В последние годы заметно усилился интерес к народной медицине. К народному опыту обратились наши научно-исследовательские институты при изучении целебных свойств трав и кореньев. Ученые читают старые рукописные книги – «Лечебники», «Травники». Стали изучаться также тетрадки и в большом количестве сохранившиеся в архивах отдельные листы с записями лечебных рецептов, имевших обращение в народе.
Куда только беспокойная судьба не забросит книжника! Однажды поздней осенью оказался я в маленьком городке, затерянном в мещерских лесах. Городок носил ласковое название Меленки. Добираться до Меленок от Мурома пришлось по узкоколейке, в забавных вагонах, за окнами которых мелькали лесные чащобы, болотные пустоши да небольшие тихие деревеньки. Улицы в Меленках были тогда вымощены булыжниками, по утрам раздавался далекий пастуший рожок, а на базарной площади продавали удивительно вкусное молоко, топленное в глиняных кринках, покрытых глазурью.
Когда приезжаешь в новое место, всегда хочется познакомиться с теми, кто живет там давно, знает людей, события, историю, были и предания, старину и новизну. Старожилы-краеведы, как правило, самые интересные собеседники.
В Меленках в первый же день познакомился я со старым учителем, воспитавшим не одно поколение рыбаков, лесорубов, животноводов, текстильщиков.
Михаил Иванович Азинков преподавал в те годы литературу в старших классах средней школы; учитель был страстным любителем русской и западной классики. Он цитировал по памяти целые страницы из Толстого, Достоевского, Стендаля, Гюго. В довоенную пору скромный меленковский учитель написал письмо прославленному французскому писателю Ромену Роллану. И вдруг – о, радость! – автор «Жана Кристофа», получавший письма со всего мира, прислал ответ в далекий русский городок. Завязалась переписка…
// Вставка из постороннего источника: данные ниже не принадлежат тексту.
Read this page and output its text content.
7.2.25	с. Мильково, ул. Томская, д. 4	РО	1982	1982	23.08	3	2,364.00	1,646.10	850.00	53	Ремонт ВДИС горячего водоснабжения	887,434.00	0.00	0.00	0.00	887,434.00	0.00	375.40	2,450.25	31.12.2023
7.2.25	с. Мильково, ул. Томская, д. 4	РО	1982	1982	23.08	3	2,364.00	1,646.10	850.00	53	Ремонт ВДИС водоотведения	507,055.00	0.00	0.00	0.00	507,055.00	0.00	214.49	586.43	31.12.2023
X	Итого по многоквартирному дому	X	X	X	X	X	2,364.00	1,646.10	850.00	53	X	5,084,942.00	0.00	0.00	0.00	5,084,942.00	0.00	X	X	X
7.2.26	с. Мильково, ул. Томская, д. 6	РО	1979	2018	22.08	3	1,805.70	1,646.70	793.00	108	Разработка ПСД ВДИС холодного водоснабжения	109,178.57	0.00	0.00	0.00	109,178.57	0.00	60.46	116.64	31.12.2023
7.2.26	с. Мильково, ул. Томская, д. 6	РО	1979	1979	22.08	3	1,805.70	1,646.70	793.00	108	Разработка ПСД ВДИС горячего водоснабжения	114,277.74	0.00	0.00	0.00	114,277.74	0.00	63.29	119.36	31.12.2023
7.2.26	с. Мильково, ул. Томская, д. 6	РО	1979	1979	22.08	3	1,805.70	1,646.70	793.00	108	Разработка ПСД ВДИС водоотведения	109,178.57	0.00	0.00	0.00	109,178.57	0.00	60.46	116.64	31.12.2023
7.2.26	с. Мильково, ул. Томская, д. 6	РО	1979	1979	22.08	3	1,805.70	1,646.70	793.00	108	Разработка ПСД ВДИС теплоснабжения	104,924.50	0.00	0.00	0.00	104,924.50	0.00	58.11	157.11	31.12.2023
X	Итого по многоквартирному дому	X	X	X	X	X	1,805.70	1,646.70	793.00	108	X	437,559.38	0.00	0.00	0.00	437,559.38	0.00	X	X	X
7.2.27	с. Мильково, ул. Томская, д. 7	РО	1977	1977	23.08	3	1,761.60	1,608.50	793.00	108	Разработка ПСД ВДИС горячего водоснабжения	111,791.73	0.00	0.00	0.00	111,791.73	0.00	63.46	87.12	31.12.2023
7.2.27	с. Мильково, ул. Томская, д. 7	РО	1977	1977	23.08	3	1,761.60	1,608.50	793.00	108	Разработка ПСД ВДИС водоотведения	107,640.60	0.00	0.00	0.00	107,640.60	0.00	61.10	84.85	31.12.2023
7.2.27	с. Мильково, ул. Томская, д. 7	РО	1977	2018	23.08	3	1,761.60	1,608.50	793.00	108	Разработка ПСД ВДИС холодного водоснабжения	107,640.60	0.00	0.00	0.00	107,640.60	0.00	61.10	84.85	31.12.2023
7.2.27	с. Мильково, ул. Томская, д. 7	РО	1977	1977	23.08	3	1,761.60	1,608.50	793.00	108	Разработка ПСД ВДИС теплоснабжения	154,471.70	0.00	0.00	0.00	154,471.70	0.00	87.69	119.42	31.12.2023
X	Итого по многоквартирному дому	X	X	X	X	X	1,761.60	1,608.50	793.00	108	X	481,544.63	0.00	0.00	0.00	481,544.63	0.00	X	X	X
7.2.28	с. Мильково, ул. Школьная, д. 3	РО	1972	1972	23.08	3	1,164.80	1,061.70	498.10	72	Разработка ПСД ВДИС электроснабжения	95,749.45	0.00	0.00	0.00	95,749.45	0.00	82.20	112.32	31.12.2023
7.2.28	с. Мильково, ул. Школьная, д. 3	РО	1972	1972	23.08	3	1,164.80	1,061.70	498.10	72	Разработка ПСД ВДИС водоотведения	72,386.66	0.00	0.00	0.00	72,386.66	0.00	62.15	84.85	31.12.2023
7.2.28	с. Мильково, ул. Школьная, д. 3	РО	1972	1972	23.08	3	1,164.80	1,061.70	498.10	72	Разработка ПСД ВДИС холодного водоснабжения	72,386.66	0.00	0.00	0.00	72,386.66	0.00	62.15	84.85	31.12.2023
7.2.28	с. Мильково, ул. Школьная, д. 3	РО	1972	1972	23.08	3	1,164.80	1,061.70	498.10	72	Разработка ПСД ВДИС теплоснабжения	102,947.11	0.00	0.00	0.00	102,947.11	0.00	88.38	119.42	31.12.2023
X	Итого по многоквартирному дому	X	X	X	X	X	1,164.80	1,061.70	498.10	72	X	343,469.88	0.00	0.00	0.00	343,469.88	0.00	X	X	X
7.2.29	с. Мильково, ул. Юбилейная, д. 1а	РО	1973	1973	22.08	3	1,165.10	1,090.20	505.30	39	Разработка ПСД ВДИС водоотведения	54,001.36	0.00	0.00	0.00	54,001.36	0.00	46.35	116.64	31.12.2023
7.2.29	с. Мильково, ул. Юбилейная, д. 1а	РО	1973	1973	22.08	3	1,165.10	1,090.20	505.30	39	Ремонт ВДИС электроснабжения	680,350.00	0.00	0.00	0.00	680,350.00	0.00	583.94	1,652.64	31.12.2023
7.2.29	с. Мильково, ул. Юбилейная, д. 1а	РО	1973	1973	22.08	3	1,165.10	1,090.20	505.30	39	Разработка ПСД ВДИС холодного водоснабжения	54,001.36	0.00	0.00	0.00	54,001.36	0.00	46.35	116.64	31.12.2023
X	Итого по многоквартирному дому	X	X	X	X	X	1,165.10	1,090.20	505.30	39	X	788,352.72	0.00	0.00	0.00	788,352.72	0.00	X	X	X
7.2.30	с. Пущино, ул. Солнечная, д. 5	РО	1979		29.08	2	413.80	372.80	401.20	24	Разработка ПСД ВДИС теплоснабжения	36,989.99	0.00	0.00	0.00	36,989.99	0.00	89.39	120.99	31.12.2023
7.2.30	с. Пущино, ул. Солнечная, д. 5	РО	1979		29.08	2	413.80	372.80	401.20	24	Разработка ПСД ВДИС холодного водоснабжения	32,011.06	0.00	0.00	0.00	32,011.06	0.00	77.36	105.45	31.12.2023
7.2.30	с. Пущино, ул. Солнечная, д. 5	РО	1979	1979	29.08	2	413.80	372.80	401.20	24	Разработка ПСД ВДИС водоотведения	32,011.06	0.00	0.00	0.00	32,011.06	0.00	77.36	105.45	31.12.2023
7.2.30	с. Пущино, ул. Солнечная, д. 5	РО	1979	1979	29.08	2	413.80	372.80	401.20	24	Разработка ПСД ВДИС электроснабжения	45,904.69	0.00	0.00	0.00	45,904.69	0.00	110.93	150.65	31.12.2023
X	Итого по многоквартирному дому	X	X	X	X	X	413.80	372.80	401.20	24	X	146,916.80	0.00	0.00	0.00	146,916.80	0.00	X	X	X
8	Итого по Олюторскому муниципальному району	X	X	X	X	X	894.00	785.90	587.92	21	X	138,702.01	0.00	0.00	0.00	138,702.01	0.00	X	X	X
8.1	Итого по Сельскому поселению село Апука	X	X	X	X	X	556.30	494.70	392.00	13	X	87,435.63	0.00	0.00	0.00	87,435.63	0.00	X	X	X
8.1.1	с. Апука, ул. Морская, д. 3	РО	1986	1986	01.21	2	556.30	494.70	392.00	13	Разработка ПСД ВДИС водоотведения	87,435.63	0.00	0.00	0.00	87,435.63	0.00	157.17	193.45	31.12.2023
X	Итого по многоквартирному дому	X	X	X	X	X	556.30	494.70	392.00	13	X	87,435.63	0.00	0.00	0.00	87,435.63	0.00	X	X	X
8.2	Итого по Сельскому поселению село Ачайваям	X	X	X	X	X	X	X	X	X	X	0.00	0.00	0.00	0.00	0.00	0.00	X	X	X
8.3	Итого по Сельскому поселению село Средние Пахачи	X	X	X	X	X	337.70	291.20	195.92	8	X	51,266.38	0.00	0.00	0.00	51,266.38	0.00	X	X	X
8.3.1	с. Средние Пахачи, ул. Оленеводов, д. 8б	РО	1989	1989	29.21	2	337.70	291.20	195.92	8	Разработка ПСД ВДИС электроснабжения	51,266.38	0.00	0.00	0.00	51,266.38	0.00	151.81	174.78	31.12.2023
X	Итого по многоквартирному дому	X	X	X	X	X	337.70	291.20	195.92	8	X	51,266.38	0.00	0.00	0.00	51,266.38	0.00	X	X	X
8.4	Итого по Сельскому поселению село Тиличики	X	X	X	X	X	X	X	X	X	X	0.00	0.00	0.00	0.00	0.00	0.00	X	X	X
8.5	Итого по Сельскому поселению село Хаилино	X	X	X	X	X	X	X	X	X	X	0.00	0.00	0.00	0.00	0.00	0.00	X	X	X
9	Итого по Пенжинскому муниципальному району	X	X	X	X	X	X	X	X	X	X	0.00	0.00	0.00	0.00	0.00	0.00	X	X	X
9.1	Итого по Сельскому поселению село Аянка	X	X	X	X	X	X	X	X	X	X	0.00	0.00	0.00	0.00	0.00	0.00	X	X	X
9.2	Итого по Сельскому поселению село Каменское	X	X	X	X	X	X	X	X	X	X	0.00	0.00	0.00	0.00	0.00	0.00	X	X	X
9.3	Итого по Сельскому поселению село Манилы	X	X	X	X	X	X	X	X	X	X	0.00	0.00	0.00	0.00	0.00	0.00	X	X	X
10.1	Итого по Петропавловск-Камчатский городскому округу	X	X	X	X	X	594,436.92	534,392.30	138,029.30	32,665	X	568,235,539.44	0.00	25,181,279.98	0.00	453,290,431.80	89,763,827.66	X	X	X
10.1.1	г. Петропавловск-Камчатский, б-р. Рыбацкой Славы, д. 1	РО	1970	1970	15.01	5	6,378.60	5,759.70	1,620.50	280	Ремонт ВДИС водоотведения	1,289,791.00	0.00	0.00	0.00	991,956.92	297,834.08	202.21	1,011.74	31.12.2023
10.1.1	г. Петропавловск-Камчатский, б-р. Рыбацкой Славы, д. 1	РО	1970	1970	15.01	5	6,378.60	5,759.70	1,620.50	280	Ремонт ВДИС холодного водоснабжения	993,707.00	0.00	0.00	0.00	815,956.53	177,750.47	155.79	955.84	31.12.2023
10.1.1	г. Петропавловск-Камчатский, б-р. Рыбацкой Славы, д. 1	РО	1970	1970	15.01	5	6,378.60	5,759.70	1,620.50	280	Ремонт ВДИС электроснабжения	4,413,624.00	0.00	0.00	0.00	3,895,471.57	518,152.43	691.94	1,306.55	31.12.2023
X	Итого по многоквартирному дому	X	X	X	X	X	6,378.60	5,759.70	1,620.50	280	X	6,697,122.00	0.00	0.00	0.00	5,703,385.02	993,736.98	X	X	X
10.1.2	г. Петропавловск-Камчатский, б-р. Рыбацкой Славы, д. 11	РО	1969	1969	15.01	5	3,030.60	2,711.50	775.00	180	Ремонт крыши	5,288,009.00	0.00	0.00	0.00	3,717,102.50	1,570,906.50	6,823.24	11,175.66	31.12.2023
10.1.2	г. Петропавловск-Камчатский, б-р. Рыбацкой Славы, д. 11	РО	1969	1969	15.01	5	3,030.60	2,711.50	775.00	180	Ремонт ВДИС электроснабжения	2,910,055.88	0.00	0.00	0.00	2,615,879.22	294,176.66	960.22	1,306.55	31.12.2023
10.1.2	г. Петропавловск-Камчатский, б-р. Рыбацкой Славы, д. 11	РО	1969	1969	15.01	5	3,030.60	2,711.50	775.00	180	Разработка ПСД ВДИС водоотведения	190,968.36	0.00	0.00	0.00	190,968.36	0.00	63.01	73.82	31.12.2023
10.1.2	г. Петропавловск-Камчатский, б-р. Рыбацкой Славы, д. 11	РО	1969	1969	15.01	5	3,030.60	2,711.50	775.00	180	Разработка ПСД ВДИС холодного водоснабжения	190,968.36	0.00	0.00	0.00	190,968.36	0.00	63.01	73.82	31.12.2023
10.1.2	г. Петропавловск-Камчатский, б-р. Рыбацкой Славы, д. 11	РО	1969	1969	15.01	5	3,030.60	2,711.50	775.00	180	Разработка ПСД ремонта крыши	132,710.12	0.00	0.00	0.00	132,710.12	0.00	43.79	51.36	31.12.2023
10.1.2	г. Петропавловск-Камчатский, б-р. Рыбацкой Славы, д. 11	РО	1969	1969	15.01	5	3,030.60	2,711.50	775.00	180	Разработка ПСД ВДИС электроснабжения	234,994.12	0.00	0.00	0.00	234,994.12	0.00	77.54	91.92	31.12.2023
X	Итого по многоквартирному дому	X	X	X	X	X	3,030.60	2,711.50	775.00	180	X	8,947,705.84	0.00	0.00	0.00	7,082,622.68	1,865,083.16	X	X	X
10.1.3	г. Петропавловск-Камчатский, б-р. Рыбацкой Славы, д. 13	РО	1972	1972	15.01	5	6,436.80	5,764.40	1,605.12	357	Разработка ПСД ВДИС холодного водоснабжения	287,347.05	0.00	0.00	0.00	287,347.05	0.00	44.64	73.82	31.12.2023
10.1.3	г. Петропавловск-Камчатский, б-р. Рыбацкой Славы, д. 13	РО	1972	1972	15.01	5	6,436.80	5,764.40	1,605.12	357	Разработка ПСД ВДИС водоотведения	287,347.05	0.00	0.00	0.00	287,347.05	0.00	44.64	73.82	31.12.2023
Но письма Ромена Роллана были не единственным сокровищем в коллекции учителя-краеведа. Как-то в груде макулатуры, собранной школьниками, Азинков обратил внимание на приходно-расходную рукописную тетрадь, в которую меленковский почтмейстер в начале прошлого века вписывал почтовые отправления и получения. На оборотных листах тетради были написаны советы, как уберечься от болезни, «от дурного глазу», как отвести злую порчу. Некоторые полезные медицинские советы соседствовали с наивными, даже смешными, разумеется с нашей, современной точки зрения. Учитель сразу понял, что перед ним записи по народной медицине.
В ней заключен опыт, собранный веками людьми, жившими в постоянном, близком и непосредственном общении с природой.
Много времени потратил старый учитель на расшифровку и прочтение текста, написанного, кстати говоря, удивительно поэтичным, образным языком.
Судя по неудовлетворительной сохранности рукописи (некоторые листы разорваны, а частично и вырваны), можно уверенно заключить, что она была в частом употреблении.
На последней странице рукописи выведено: «Конец травам». Переписчик «Сказания» был человеком не очень грамотным. Он употреблял характерное для Меленковского уезда цоканье (вместо буквы «ч» писал «ц»).
Некоторые советы, приводимые собирателем «Сказания о травах», полны суеверия. Таков, например, совет: «Если собираешься жениться и хочешь с женою жить ласково, найди траву царевы очи, с нею семейная жизнь наладится».
Но вместе с тем в рукописи есть и чисто утилитарные поверья. «Трава-крапива, – говорится в „Сказании“, – лечебную силу имеет, у кого ногу корчит или кого собака бешеная укусит». Чернобыльник, пишется далее, помогает при головных болях, его же следует применять «егда томится арженица» (роженица). Как весьма «доброе зелие» рекомендуется трава проскурник. Эту траву подобает есть «на тощее сердце». Богородицы на трава, утверждает автор, полезна матерям.
Возвратившись из Меленок, я написал для газеты небольшие заметки об учителе-собирателе. Через несколько недель Азинков прислал мне письмо, в котором душевно благодарил за сказанные о нем добрые слова и просил совета, как поступить с находкой. Дело в том, что к Азинкову обратилось несколько организаций и частных лиц с предложением о покупке редкой рукописи. Я еще не успел сесть за письмо в лесной городок, как поутру зазвонил телефон и в трубке загудел незнакомый голос:
– С вами говорят из медицинской академии…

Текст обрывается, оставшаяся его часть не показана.